Residents of Miloli`i have a tradition of trading fresh fish
for taro and beef from residents of Na`alehu and Pahala.
Photo by Julia Neal
     Commercial fisheries in Hawai`i bring in $85 million annually, employ 3,000 commercial fishers, and supply seafood to people throughout the U.S. mainland and Asia.
     According to Conservation International, threats to marine habitat and resources in the inhabited Hawaiian Islands are enormous and expanding:
     Overdevelopment and urbanization of small coastal watersheds has had devastating impacts on natural ecosystems and fish habitat.
     Forty-one percent, or 219, of the state's coastal areas are considered “impaired” by poor water quality. Raw sewage spills into coastal waters 200-300 times per year.
     Hawai`i has an estimated 100,000 cesspools, more than any other state in the U.S. in both relative and absolute terms.
     Sediment runoff from coastal construction smothers and kills reef habitat.
     Invasive fish and algae compete with native species for space and food.
     Warming water temperatures, ocean acidification, and coral bleaching are impairing marine ecosystem resilience.
     Fishing pressure is very high from recreational, subsistence, and commercial fishing:
     Seventy-four percent of fish stocks are depleted or in critical condition.
     Non-commercial fishers catch 22 million pounds of fish per year.
     Commercial fishers catch 33 million pounds of fish per year.
     Ninety-six percent of fishers believe that overfishing is a problem, and surveys show that the more you fish, the more of a problem you believe overfishing to be.
     Fish biomass is 260 percent higher in the unpopulated Northwestern Hawaiian Islands than in the populated Main Hawaiian Islands.
     According to Conservation International, success in managing fisheries “has been limited by the lack of substantial participation by a key group of stakeholders: the fishing communities” themselves.
     Anyone wanting to offer ideas for a program on the Ka`u Coast to Miloli`i can contact Bos at Melissa@HawaiiFishTrust.org or see hawaiifish.org.

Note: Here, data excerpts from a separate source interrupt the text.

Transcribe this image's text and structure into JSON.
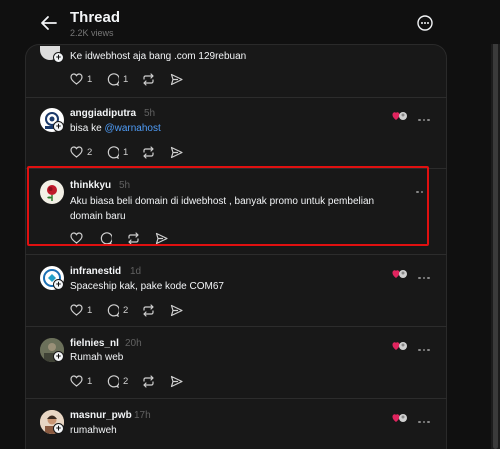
{
  "header": {
    "title": "Thread",
    "subtitle": "2.2K views"
  },
  "posts": [
    {
      "username": "",
      "time": "",
      "text": "Ke idwebhost aja bang .com 129rebuan",
      "likes": "1",
      "replies": "1",
      "reposts": "",
      "avatar_icon": "avatar-stack-icon"
    },
    {
      "username": "anggiadiputra",
      "time": "5h",
      "text_prefix": "bisa ke ",
      "mention": "@warnahost",
      "likes": "2",
      "replies": "1",
      "reposts": "",
      "avatar_icon": "logo-avatar-icon"
    },
    {
      "username": "thinkkyu",
      "time": "5h",
      "text": "Aku biasa beli domain di idwebhost , banyak promo untuk pembelian domain baru",
      "likes": "",
      "replies": "",
      "reposts": "",
      "avatar_icon": "rose-avatar-icon"
    },
    {
      "username": "infranestid",
      "time": "1d",
      "text": "Spaceship kak, pake kode COM67",
      "likes": "1",
      "replies": "2",
      "reposts": "",
      "avatar_icon": "logo-avatar-icon"
    },
    {
      "username": "fielnies_nl",
      "time": "20h",
      "text": "Rumah web",
      "likes": "1",
      "replies": "2",
      "reposts": "",
      "avatar_icon": "photo-avatar-icon"
    },
    {
      "username": "masnur_pwb",
      "time": "17h",
      "text": "rumahweh",
      "likes": "",
      "replies": "",
      "reposts": "",
      "avatar_icon": "person-avatar-icon"
    }
  ],
  "colors": {
    "background": "#101010",
    "panel": "#181818",
    "mention": "#4f9cf7",
    "highlight": "#e01010",
    "like_badge": "#e0245e"
  }
}
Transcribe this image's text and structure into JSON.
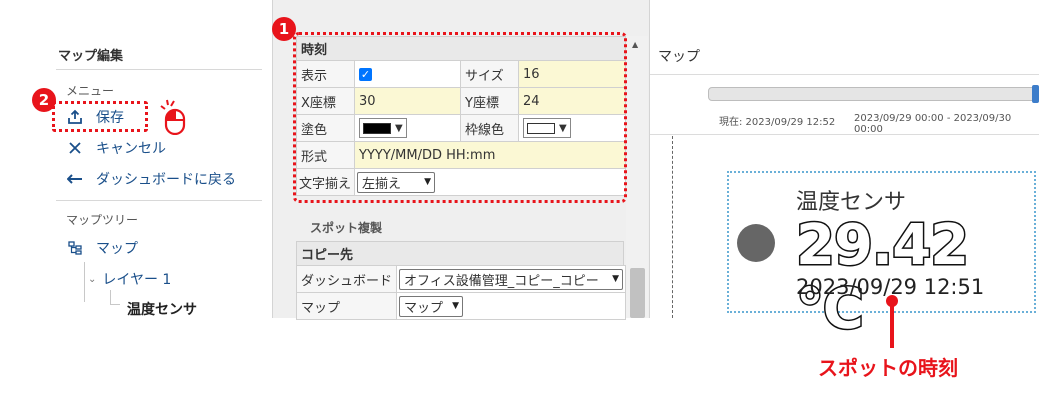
{
  "sidebar": {
    "title": "マップ編集",
    "menu_heading": "メニュー",
    "items": [
      {
        "label": "保存",
        "icon": "upload-icon"
      },
      {
        "label": "キャンセル",
        "icon": "close-icon"
      },
      {
        "label": "ダッシュボードに戻る",
        "icon": "back-arrow-icon"
      }
    ],
    "tree_heading": "マップツリー",
    "tree": {
      "root": "マップ",
      "layer": "レイヤー 1",
      "leaf": "温度センサ"
    }
  },
  "badges": {
    "one": "1",
    "two": "2"
  },
  "properties": {
    "section": "時刻",
    "rows": {
      "display_label": "表示",
      "size_label": "サイズ",
      "size_value": "16",
      "x_label": "X座標",
      "x_value": "30",
      "y_label": "Y座標",
      "y_value": "24",
      "fill_label": "塗色",
      "border_label": "枠線色",
      "format_label": "形式",
      "format_value": "YYYY/MM/DD HH:mm",
      "align_label": "文字揃え",
      "align_value": "左揃え"
    },
    "colors": {
      "fill": "#000000",
      "border": "#ffffff"
    }
  },
  "spot_copy": {
    "title": "スポット複製",
    "dest_header": "コピー先",
    "dashboard_label": "ダッシュボード",
    "dashboard_value": "オフィス設備管理_コピー_コピー",
    "map_label": "マップ",
    "map_value": "マップ"
  },
  "map": {
    "title": "マップ",
    "now_text": "現在: 2023/09/29 12:52",
    "range_text": "2023/09/29 00:00 - 2023/09/30 00:00",
    "spot_name": "温度センサ",
    "spot_value": "29.42 ℃",
    "spot_time": "2023/09/29 12:51"
  },
  "callout": {
    "text": "スポットの時刻"
  },
  "accent": {
    "red": "#e8141b",
    "link": "#1a4f8a",
    "highlight": "#fbf8d4"
  }
}
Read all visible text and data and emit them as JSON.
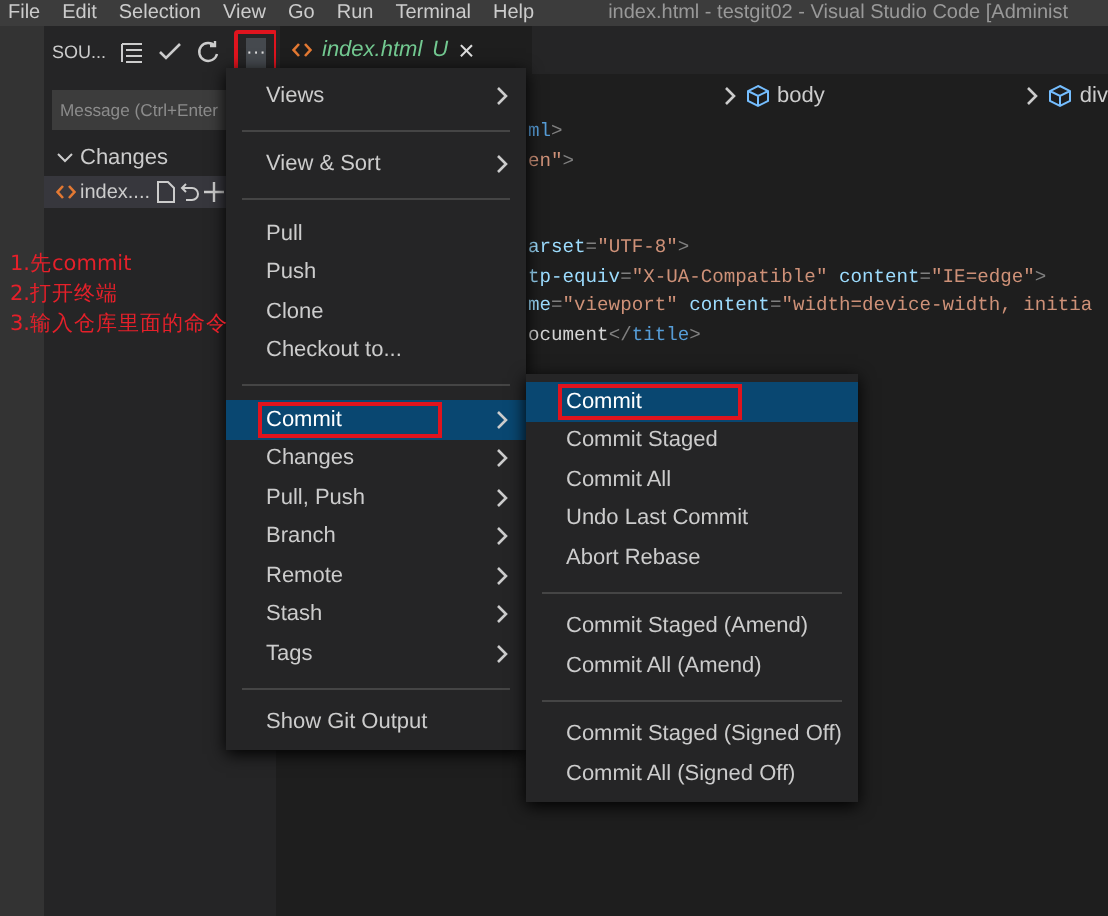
{
  "menu_bar": [
    "File",
    "Edit",
    "Selection",
    "View",
    "Go",
    "Run",
    "Terminal",
    "Help"
  ],
  "window": {
    "title": "index.html - testgit02 - Visual Studio Code [Administ"
  },
  "sidebar": {
    "title": "SOU...",
    "more_button": {
      "label": "···",
      "boxed": true
    },
    "message": {
      "placeholder": "Message (Ctrl+Enter"
    },
    "changes": {
      "label": "Changes",
      "expanded": true,
      "files": [
        {
          "name": "index....",
          "selected": true
        }
      ]
    }
  },
  "tab": {
    "name": "index.html",
    "status": "U",
    "close": "×"
  },
  "breadcrumb": [
    "body",
    "div"
  ],
  "code": [
    {
      "gap": false,
      "tokens": [
        {
          "kind": "tag",
          "text": "ml"
        },
        {
          "kind": "punct",
          "text": ">"
        }
      ]
    },
    {
      "gap": false,
      "tokens": [
        {
          "kind": "string",
          "text": "en\""
        },
        {
          "kind": "punct",
          "text": ">"
        }
      ]
    },
    {
      "gap": true,
      "tokens": [
        {
          "kind": "attr",
          "text": "arset"
        },
        {
          "kind": "punct",
          "text": "="
        },
        {
          "kind": "string",
          "text": "\"UTF-8\""
        },
        {
          "kind": "punct",
          "text": ">"
        }
      ]
    },
    {
      "gap": false,
      "tokens": [
        {
          "kind": "attr",
          "text": "tp-equiv"
        },
        {
          "kind": "punct",
          "text": "="
        },
        {
          "kind": "string",
          "text": "\"X-UA-Compatible\" "
        },
        {
          "kind": "attr",
          "text": "content"
        },
        {
          "kind": "punct",
          "text": "="
        },
        {
          "kind": "string",
          "text": "\"IE=edge\""
        },
        {
          "kind": "punct",
          "text": ">"
        }
      ]
    },
    {
      "gap": false,
      "tokens": [
        {
          "kind": "attr",
          "text": "me"
        },
        {
          "kind": "punct",
          "text": "="
        },
        {
          "kind": "string",
          "text": "\"viewport\" "
        },
        {
          "kind": "attr",
          "text": "content"
        },
        {
          "kind": "punct",
          "text": "="
        },
        {
          "kind": "string",
          "text": "\"width=device-width, initia"
        }
      ]
    },
    {
      "gap": false,
      "tokens": [
        {
          "kind": "text",
          "text": "ocument"
        },
        {
          "kind": "punct",
          "text": "</"
        },
        {
          "kind": "tag",
          "text": "title"
        },
        {
          "kind": "punct",
          "text": ">"
        }
      ]
    }
  ],
  "annotation": [
    "1.先commit",
    "2.打开终端",
    "3.输入仓库里面的命令"
  ],
  "menu": [
    {
      "kind": "item",
      "label": "Views",
      "submenu": true,
      "selected": false,
      "boxed": false
    },
    {
      "kind": "separator"
    },
    {
      "kind": "item",
      "label": "View & Sort",
      "submenu": true,
      "selected": false,
      "boxed": false
    },
    {
      "kind": "separator"
    },
    {
      "kind": "item",
      "label": "Pull",
      "submenu": false,
      "selected": false,
      "boxed": false
    },
    {
      "kind": "item",
      "label": "Push",
      "submenu": false,
      "selected": false,
      "boxed": false
    },
    {
      "kind": "item",
      "label": "Clone",
      "submenu": false,
      "selected": false,
      "boxed": false
    },
    {
      "kind": "item",
      "label": "Checkout to...",
      "submenu": false,
      "selected": false,
      "boxed": false
    },
    {
      "kind": "separator"
    },
    {
      "kind": "item",
      "label": "Commit",
      "submenu": true,
      "selected": true,
      "boxed": true
    },
    {
      "kind": "item",
      "label": "Changes",
      "submenu": true,
      "selected": false,
      "boxed": false
    },
    {
      "kind": "item",
      "label": "Pull, Push",
      "submenu": true,
      "selected": false,
      "boxed": false
    },
    {
      "kind": "item",
      "label": "Branch",
      "submenu": true,
      "selected": false,
      "boxed": false
    },
    {
      "kind": "item",
      "label": "Remote",
      "submenu": true,
      "selected": false,
      "boxed": false
    },
    {
      "kind": "item",
      "label": "Stash",
      "submenu": true,
      "selected": false,
      "boxed": false
    },
    {
      "kind": "item",
      "label": "Tags",
      "submenu": true,
      "selected": false,
      "boxed": false
    },
    {
      "kind": "separator"
    },
    {
      "kind": "item",
      "label": "Show Git Output",
      "submenu": false,
      "selected": false,
      "boxed": false
    }
  ],
  "submenu": [
    {
      "kind": "item",
      "label": "Commit",
      "selected": true,
      "boxed": true
    },
    {
      "kind": "item",
      "label": "Commit Staged",
      "selected": false,
      "boxed": false
    },
    {
      "kind": "item",
      "label": "Commit All",
      "selected": false,
      "boxed": false
    },
    {
      "kind": "item",
      "label": "Undo Last Commit",
      "selected": false,
      "boxed": false
    },
    {
      "kind": "item",
      "label": "Abort Rebase",
      "selected": false,
      "boxed": false
    },
    {
      "kind": "separator"
    },
    {
      "kind": "item",
      "label": "Commit Staged (Amend)",
      "selected": false,
      "boxed": false
    },
    {
      "kind": "item",
      "label": "Commit All (Amend)",
      "selected": false,
      "boxed": false
    },
    {
      "kind": "separator"
    },
    {
      "kind": "item",
      "label": "Commit Staged (Signed Off)",
      "selected": false,
      "boxed": false
    },
    {
      "kind": "item",
      "label": "Commit All (Signed Off)",
      "selected": false,
      "boxed": false
    }
  ]
}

One of the County redistricting plans renames
District 6 as District 7.
SIX DIFFERENT REDISTRICTING OPTIONS are being considered at public meetings throughout Hawai`i County this month. The maps will be presented in District 6 at Na`alehu Community Center on Wednesday, Oct. 12 at 6 p.m. and at Yano Hall in Captain Cook on Thursday, Oct. 20 at 6 p.m. 

A NEW TRAIL AT THE KAHUKU UNIT of Hawai`i Volcanoes National Park opens Saturday. The Palm Trail crosses scenic pasture along an ancient cinder cone with panoramic views. A celebration takes place at the trailhead at 10 a.m., followed by a guided hike. Another guided hike begins at 11 a.m. The Kahuku Unit is open weekends from 9 a.m. to 3 p.m. except for the first Saturday of each month.

THE ACOUSTIC HAWAIIAN JAM at Honu`apo happens Sunday, Oct. 9 from 1 p.m. to 4 p.m. Ka `Ohana O Honu`apo and Keoki Kahumoku invite everyone to bring their acoustic instruments to this free family event to celebrate another year of Ka `Ohana’s stewardship of the park.